A skeleton answer would use a CTE for eligible users, a CTE for comments in the date range, a CTE that counts comments per user, and a final GROUP BY comment_count. The main tradeoff to flag is whether to join raw comments to users first or pre-aggregate comments first; pre-aggregating usually reduces data volume and avoids user rows being duplicated unnecessarily. They should explicitly mention that filtering comments in the WHERE clause after a left join would drop zero-comment users, so the date filter belongs inside the comments CTE or the join condition. A strong close would be: “If I had more time, I’d validate the distribution against total comments and total eligible users, and check whether spam/deleted comments or timezone boundaries change the result.”
A second angle
For “Friend Request Acceptance Rate”, the same ideas apply, but the central challenge is denominator definition rather than distribution construction. The candidate must decide whether the denominator is all sent requests, unique requester-recipient pairs, or only requests that had enough time to be accepted. A clean solution usually deduplicates request events and accept events separately, joins accepts back to sends on requester, recipient, and possibly request date, then computes accepted_requests / sent_requests. The join type matters: using an INNER JOIN would count only accepted requests and produce a misleading 100% acceptance rate. A window function may be needed if multiple requests occur between the same pair, for example to match the first acceptance after the most recent send.
Common pitfalls
An analytical mistake is aggregating at the wrong level, such as counting comments after joining to a user attributes table with multiple historical rows per user. The tempting query may return plausible numbers but inflate active users or comments. A better answer first enforces one row per entity at the intended grain, then joins.
A communication mistake is jumping directly into SQL without clarifying numerator, denominator, population, and time window. Meta interviewers often care less about memorized syntax than whether the candidate can turn an ambiguous product question into a defensible metric. Say your assumptions out loud before coding.
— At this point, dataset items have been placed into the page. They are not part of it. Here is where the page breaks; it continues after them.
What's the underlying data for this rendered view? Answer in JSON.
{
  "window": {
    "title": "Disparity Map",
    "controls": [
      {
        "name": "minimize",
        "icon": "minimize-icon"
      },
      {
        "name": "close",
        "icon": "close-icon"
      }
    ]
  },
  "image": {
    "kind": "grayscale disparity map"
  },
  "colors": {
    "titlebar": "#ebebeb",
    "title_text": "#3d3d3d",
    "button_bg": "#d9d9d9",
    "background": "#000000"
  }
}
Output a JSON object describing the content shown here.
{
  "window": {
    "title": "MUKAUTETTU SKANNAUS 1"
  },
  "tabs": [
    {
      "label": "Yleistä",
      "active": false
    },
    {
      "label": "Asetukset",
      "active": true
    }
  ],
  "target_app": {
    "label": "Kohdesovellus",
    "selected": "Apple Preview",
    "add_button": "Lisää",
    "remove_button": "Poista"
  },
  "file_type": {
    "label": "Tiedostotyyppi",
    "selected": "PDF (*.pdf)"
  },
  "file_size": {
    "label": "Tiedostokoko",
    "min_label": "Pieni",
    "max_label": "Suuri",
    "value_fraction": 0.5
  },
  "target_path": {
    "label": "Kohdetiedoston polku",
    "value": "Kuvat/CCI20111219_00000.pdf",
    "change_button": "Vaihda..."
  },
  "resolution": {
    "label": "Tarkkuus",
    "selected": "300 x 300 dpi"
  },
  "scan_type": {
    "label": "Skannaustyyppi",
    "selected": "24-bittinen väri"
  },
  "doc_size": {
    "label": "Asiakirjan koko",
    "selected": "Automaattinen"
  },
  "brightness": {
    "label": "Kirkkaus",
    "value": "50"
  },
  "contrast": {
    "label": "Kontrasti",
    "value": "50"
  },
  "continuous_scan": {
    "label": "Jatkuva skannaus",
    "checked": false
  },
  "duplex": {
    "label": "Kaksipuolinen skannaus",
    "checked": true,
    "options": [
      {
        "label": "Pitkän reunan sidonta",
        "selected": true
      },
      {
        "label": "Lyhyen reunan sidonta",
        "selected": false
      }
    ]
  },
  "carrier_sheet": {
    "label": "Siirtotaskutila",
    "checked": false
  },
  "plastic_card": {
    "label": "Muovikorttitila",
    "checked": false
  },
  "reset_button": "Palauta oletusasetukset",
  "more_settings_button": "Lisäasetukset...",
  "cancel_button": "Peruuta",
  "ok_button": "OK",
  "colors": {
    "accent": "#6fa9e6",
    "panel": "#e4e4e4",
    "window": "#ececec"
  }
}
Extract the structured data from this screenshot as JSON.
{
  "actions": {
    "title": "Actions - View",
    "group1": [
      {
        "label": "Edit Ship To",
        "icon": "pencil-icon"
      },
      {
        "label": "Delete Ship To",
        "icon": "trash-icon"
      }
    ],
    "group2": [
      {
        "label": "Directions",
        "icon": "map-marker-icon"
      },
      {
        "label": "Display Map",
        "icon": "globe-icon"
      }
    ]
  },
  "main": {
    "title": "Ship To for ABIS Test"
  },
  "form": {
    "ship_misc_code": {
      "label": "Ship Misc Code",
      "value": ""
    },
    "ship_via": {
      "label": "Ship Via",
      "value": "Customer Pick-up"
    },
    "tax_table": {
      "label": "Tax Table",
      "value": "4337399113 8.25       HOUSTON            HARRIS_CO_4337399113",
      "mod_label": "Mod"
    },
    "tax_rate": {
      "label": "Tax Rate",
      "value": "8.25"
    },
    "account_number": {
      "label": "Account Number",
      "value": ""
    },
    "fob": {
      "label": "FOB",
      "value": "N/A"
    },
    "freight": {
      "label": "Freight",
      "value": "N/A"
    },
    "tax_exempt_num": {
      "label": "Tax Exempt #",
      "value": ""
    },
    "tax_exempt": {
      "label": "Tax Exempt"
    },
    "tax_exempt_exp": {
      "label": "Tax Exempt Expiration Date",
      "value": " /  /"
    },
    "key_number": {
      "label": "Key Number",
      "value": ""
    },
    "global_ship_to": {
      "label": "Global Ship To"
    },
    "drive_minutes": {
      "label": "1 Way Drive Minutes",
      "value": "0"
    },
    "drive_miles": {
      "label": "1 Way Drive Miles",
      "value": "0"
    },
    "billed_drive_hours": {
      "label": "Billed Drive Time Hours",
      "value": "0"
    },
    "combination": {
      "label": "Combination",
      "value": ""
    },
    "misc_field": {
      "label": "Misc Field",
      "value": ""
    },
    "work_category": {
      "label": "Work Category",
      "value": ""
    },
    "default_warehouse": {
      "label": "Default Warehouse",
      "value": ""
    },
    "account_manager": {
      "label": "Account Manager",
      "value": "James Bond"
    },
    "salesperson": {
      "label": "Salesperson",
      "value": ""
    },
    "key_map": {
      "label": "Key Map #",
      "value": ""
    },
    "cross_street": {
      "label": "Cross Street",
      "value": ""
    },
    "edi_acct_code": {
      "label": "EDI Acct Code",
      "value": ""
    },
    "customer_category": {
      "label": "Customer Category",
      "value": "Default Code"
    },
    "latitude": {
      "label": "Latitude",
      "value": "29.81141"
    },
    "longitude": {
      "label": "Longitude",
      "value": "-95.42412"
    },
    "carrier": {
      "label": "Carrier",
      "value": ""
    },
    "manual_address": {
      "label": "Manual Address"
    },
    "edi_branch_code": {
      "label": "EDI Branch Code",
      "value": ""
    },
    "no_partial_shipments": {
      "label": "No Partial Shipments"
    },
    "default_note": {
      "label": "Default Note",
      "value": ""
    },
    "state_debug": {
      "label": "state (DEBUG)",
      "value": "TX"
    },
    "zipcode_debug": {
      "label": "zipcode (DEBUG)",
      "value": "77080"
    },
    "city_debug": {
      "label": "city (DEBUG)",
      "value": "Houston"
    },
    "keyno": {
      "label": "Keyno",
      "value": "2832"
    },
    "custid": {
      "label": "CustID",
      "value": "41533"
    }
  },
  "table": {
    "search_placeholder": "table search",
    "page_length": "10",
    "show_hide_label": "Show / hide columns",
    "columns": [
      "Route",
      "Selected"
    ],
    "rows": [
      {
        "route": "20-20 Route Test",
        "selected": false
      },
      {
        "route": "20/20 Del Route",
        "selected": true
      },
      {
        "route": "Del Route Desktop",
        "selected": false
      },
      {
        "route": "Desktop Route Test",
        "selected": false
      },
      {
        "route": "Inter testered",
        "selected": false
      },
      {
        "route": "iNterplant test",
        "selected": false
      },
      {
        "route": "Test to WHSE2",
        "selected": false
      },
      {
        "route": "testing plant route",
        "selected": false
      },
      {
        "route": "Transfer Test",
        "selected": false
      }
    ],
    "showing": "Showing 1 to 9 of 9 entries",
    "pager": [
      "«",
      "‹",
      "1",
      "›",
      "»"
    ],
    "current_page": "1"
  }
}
A depth mistake is knowing window function syntax but not tie behavior or frame semantics. For example, using ROW_NUMBER() for “top creators” without specifying deterministic tie-breakers can make results unstable across runs. A stronger answer states whether ties should be included and chooses RANK(), DENSE_RANK(), or ROW_NUMBER() accordingly.
Connections
Interviewers may pivot from SQL mechanics to metric design, experimentation, data quality, or product analytics. Expect follow-ups on retention cohorts, funnel conversion, Simpson’s paradox in segmented aggregates, or how to validate a query against source-of-truth dashboards. For more infrastructure-oriented loops, they may ask about partitioning, approximate distinct counting, or why a query is slow in Presto/Hive.
Further reading
- SQL Antipatterns by Bill Karwin — practical examples of join, null, grouping, and schema mistakes that cause incorrect analytical queries.
- Presto Documentation: Window Functions — useful reference for window ordering, partitions, and frame behavior in a Meta-relevant SQL engine.
- Google BigQuery Documentation: Approximate Aggregate Functions — concise explanation of approximate distinct and quantile functions commonly used for very large datasets.